In an issue brief released this week on the bill, the North Carolina Family Policy Council points out that national studies show “the majority of divorces are contested by at least one spouse, do not occur as a result of major marital conflict, and most importantly, include children, who suffer lifelong damage from parental divorce.”

According to sociologists Alan Booth and Paul Amato, who studied family structure for some two decades at Penn State University, children from low-conflict marriage tend to see their parents’ divorce as a personal tragedy and appear to experience inordinate adversity, both psychologically and socially, including their own ability to form quality intimate relationships.

“From the child’s perspective, there is no evidence that anything is drastically wrong,” Booth reported. “It is an unexpected, uncontrollable and unwelcome event where one parent leaves the home and the other is overwhelmed with the demands of single parenthood and a lowered standard of living.”

Not only do most children of divorce face a greater risk of living in poverty, but they are more likely to exhibit behavioral problems, more likely to struggle with depression, more likely to experience learning difficulties and more likely to drop out of school.

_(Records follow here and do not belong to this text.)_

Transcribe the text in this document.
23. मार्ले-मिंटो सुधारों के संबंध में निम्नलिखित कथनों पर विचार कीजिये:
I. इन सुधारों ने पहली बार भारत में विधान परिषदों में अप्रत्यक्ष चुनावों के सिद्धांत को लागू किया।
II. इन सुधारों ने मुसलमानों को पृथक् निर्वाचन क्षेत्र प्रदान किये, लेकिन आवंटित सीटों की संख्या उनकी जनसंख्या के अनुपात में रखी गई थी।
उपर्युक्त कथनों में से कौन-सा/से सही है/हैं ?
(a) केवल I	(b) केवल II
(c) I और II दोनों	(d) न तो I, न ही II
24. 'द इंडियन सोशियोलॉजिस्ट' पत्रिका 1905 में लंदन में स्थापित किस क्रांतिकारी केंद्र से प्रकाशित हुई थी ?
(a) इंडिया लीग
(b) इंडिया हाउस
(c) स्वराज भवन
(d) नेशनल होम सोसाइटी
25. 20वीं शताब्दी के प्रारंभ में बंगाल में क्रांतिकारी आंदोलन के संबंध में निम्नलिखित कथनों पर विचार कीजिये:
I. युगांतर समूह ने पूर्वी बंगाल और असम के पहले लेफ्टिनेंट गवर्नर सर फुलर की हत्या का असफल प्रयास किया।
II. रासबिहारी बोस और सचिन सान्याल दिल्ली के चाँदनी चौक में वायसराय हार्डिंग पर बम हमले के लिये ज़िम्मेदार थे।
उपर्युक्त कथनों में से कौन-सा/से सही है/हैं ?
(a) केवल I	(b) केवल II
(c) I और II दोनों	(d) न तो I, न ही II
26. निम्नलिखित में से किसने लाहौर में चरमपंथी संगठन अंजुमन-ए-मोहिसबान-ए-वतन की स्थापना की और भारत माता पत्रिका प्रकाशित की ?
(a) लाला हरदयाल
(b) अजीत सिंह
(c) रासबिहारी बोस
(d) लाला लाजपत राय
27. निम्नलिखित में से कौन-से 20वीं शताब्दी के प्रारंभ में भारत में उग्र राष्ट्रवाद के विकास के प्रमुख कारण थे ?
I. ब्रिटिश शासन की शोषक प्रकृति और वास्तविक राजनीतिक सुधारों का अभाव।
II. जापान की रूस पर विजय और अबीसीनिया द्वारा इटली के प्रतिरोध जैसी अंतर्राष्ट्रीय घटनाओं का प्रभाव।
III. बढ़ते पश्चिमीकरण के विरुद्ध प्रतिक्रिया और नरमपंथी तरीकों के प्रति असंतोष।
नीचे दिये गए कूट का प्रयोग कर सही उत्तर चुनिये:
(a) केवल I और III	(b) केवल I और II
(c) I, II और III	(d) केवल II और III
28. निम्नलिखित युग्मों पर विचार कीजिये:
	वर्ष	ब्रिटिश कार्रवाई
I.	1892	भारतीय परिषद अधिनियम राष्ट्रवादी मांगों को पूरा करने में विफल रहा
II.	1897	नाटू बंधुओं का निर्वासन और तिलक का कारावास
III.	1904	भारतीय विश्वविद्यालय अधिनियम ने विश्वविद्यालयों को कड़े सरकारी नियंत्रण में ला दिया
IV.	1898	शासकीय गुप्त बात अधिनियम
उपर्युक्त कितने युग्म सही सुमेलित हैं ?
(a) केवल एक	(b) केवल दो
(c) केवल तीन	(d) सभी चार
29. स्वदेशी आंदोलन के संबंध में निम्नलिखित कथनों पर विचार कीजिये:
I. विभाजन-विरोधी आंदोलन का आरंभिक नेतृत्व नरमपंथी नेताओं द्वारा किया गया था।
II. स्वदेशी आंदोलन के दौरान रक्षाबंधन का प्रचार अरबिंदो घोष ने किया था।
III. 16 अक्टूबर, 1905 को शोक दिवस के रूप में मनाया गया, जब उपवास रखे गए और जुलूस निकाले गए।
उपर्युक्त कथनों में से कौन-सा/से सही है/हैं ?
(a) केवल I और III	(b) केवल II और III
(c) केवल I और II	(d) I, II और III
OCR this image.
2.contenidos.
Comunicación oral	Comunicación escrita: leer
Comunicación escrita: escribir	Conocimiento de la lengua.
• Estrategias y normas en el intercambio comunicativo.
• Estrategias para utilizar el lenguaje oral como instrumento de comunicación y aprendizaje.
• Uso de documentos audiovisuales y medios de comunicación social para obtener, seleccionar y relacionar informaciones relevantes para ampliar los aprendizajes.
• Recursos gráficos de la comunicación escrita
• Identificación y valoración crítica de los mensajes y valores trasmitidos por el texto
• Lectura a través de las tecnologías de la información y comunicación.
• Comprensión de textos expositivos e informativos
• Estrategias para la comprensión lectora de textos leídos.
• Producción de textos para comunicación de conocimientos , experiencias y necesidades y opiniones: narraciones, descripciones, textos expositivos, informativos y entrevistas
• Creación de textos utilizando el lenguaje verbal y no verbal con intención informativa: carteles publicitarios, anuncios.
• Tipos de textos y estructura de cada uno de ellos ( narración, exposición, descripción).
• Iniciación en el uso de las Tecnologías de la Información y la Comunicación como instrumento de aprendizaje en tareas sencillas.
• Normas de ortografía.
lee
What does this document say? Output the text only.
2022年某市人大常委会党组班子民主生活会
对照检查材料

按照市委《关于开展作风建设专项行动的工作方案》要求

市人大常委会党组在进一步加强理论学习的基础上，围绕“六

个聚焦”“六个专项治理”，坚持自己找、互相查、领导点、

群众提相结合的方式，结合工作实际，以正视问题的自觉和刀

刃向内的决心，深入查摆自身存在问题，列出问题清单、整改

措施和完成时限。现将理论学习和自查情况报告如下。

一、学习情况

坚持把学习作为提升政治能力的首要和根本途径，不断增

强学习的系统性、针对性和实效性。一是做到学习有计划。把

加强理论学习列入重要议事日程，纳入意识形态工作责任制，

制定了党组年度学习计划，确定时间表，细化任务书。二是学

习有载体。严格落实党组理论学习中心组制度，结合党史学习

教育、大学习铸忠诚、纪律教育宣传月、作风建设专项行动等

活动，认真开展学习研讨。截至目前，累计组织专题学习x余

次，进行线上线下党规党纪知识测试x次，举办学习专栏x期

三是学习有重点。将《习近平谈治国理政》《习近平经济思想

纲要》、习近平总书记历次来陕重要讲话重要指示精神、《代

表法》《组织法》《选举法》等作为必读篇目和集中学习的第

They also become sexually active earlier, are more likely to produce children out of wedlock and more likely to wind up divorcing their own spouse later in life.

Driven at least in part by what they fear will happen to their children, many parents in the midst of divorce are open to reconciliation, a 2011 study demonstrated.

When asked if they would be seriously interested in obtaining reconciliation services, about three in 10 individuals expressed openness to receiving help, according to the University of Minnesota study. Overall, in about 45 percent of couples, one or both of the partners reported holding hope for the marriage and a possible interest in reconciling.

“There’s a lot more ambivalence about ‘following through’ on the divorce than anyone of us realized,” William Doherty, the lead researcher of the study, told the Huffington Post.

“The outsider’s perspective is that when people decide to get divorced and contact the lawyer and so on — it’s over. We all line up accordingly. The marriage counselors decide to do divorce counseling, and the family members say things they never said before about your spouse,” he explained. “But inside a marriage, there is a lot more ambivalence and volatility. And that’s what we’ve learned. We now have a project where we’re working with these couples that are interested in help, and that’s what we see: that week-to-week, and month-to-month, people change their minds.”

Dr. Creech said it’s up to husbands and wives to decide whether they are willing to work to save their marriages, but that North Carolina law ought to give them every opportunity to do so.

“No legislation can guarantee anyone a healthy marriage, but having couples on the brink of divorce slow down, take a class to help them resolve conflicts and take a hard look at what breaking up the family could do to their kids can certainly increase the chances of saving a marriage,” he said. “And a decrease in divorce would help address innumerable social ills.”

The Healthy Marriage Act is being sponsored by Republicans Austin Allran (Alexander), Warren Daniel (Burke) and Norman Sanderson (Carteret).

Sen. Daniel said Thursday that he knows the bill is far from a perfect solution to the problem of divorce, but he believes it is time to begin a dialogue about how to improve the state of marriage.

The North Carolina Family Policy Council said the divorce reforms proposed by S 518 will not only help strengthen marriage, but they have real potential to reduce the divorce rate, improve child well-being and save state and taxpayer money in the process.